Stick to CL's, theres loads around Norfolk, bound to get in somewhere. If you're into canoeing theres a brilliant CL at Santon Downham near Brandon. Basic facilities, but right in the middle of Thetford forest. Beatiful location and really quiet.

pete.


----------



## Bazbro (May 9, 2005)

Bloody hell, that was quick! Thanks for that, Pete.

Barry


----------



## 89139 (May 14, 2005)

Hi Barry & Sue

You could try a site me and the hubby found on our way back down country in June. It is on the suffolk Norfolk borders at Mildenhall it is known as the Round Plantation and is run by the CC the price is not bad although there isn't any loos or electric hook up they have faclities for both waste, drinking water and it is in the forest. Charges approx£7 a night we thought it was brilliant and the dogs loved it :dog: :dog: .

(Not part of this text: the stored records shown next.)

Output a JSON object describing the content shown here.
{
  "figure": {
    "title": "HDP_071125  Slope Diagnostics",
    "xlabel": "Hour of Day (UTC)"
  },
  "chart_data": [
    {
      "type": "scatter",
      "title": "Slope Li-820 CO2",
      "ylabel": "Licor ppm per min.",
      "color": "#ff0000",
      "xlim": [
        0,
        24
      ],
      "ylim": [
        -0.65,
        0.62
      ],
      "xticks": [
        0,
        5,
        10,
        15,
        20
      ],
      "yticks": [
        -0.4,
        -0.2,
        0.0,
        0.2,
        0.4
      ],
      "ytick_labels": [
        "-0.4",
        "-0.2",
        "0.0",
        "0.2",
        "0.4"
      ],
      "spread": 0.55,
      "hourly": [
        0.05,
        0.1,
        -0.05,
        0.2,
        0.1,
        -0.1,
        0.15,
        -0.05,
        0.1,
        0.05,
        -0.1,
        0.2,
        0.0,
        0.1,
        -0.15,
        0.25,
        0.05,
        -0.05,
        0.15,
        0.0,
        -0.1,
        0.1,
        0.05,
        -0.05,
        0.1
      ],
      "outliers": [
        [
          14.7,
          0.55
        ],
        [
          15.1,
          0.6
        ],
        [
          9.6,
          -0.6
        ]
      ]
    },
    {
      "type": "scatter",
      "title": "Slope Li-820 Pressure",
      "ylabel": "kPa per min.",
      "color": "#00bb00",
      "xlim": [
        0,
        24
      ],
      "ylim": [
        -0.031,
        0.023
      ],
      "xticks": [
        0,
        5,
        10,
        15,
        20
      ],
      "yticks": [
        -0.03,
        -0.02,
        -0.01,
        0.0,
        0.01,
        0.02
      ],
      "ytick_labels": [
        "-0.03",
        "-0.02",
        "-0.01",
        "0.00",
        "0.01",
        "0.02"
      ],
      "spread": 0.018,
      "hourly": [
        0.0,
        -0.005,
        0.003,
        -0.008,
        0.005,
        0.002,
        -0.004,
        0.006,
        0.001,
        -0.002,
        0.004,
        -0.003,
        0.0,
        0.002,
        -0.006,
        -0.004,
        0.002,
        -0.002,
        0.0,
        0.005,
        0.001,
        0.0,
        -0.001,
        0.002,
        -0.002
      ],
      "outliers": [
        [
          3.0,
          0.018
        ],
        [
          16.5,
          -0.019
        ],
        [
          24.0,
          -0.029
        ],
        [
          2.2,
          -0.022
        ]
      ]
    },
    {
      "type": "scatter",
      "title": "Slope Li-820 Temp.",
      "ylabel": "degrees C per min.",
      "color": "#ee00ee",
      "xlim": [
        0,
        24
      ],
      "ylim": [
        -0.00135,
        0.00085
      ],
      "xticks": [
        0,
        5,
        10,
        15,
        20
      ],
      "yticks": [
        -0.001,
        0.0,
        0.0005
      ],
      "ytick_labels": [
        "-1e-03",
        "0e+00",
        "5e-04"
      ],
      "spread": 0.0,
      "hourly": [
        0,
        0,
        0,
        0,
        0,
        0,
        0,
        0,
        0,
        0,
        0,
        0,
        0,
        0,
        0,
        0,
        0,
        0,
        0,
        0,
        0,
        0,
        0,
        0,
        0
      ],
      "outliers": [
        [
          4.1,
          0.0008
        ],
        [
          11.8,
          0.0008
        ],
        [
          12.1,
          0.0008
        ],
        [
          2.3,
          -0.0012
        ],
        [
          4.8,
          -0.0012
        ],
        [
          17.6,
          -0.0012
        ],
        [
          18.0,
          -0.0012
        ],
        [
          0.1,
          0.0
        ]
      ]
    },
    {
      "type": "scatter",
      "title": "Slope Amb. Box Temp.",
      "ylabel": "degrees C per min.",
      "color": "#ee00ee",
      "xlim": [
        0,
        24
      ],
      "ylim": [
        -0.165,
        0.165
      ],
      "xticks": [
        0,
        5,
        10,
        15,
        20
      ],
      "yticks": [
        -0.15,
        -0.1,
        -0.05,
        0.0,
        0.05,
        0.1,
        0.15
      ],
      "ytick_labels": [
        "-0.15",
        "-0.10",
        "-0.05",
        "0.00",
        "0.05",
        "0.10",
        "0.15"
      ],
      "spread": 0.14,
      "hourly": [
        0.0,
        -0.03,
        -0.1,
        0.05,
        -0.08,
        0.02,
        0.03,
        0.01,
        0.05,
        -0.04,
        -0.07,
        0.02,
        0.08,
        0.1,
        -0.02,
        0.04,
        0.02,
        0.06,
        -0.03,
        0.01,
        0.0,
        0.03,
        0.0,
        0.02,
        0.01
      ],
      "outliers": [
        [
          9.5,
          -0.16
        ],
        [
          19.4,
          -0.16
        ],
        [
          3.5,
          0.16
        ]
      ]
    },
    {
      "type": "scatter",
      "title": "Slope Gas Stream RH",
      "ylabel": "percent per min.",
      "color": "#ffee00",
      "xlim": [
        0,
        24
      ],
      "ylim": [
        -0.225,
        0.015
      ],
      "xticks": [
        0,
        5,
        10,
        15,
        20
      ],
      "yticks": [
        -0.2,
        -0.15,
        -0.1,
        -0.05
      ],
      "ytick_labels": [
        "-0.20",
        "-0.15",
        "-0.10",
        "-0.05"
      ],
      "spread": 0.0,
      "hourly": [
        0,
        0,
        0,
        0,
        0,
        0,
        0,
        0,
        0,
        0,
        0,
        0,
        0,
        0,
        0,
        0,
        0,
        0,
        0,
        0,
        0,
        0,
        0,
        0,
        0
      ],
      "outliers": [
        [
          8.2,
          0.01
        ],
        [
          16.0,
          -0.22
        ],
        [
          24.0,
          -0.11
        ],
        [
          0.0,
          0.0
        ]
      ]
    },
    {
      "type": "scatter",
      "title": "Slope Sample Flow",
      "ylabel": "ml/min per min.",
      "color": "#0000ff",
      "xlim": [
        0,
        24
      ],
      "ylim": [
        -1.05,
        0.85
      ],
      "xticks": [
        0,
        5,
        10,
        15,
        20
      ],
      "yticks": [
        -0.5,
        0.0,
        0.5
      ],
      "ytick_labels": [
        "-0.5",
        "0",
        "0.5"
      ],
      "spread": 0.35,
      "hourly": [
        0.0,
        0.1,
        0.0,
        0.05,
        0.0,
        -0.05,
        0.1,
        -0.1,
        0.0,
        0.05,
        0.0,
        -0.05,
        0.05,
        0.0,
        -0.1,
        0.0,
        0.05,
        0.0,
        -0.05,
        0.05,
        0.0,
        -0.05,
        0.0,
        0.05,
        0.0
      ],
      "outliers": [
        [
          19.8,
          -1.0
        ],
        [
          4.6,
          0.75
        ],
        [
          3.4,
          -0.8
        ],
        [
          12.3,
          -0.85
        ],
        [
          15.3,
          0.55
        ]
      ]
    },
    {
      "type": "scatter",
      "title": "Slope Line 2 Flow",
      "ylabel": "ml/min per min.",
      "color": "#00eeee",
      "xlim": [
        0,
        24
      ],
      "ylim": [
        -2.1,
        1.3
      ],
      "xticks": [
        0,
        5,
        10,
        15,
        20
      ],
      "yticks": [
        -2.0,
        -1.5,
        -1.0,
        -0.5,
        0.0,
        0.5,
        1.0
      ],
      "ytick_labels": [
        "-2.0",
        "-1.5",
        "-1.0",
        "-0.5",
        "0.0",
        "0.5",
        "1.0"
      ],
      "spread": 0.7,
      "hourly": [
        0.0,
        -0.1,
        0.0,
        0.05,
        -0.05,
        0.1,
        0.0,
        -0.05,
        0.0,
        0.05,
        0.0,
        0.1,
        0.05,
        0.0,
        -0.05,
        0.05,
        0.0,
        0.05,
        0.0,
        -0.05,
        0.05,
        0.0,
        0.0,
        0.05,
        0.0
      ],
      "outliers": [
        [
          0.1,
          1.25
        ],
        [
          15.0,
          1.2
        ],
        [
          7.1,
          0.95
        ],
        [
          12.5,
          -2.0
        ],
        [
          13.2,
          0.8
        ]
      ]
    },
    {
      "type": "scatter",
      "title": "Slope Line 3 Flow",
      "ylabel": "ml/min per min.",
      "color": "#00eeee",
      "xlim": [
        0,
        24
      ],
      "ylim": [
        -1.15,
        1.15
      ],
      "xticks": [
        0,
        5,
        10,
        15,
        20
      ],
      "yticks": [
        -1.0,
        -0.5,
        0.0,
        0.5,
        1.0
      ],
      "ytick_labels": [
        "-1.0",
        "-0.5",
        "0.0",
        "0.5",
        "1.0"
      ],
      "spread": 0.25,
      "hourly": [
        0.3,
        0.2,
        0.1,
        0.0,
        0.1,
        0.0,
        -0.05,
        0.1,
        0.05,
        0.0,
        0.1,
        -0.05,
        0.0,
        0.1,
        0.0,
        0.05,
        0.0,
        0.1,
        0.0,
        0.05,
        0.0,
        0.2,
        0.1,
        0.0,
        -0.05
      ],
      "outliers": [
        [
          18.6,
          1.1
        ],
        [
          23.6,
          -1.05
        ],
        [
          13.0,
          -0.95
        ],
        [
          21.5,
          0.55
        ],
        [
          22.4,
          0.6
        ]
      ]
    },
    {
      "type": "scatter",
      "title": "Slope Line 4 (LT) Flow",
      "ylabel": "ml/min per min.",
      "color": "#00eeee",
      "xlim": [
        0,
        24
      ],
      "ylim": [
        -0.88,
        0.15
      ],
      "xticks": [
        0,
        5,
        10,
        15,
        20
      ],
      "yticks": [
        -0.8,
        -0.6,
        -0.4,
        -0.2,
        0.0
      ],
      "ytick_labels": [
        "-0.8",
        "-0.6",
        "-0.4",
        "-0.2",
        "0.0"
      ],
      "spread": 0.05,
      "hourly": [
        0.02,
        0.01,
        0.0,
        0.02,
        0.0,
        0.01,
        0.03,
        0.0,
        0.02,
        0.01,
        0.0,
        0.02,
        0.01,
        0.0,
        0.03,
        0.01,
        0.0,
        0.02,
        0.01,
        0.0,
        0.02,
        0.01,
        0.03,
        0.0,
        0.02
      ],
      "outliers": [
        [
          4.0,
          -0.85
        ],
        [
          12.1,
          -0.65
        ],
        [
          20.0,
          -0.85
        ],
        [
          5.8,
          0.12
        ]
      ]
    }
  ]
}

The site no.01638 713089 if you want to find out more, it is just below Thetford Forest.

Hope this is some help

Rolley :toothy4: :bunny: :flower: :sunny:


----------



## 88741 (May 9, 2005)

Hope you are all putting these sites on the database people as well as mentioning them here. Go on its really easy, if you have a photo great, but if you haven't post it anyway, you could always add a photo next time you go :wink:


----------



## Bazbro (May 9, 2005)

Thanks for the replies, folks.

Barry


----------



## elbino (May 9, 2005)

Do not go to the C&CC site at Rendlesham Forest. Great area but when I collected my morning paper that had been ordered they charged me 7p for delivery !!!! Now that is what i call a rip-off


----------



## 89139 (May 14, 2005)

Hi HelenB

Sorry to be a bit of a thicket  , can you piont me in the right direction for putting the info on. Appologise if it is straight forward and has been explained but think I missed it :? .



Regards Rolley :thumbright:


----------



## 88741 (May 9, 2005)

No problem Rolley :wink: 
Select Datafiles from the menu bar that lives at the top of every page.

When the drop down menu appears Select Wild Camping Sites and Campsites

Right at the bottom of the box that appears are 4 Blue squares with various options select Add Wild site and campsite

A box will come up with loads of drop down yes/no choices and also a big box for you to type in your comments, just click in the box and type merrily away.

When you have filled in as much info as you can press submit

There you go another recommendation to help everyone.

Don't ever worry or feel silly asking for help we have all been there, any problems get back to us and someone will know what to do


----------



## 89139 (May 14, 2005)

Many thanks HelenB, I'll do that now




Rolley


----------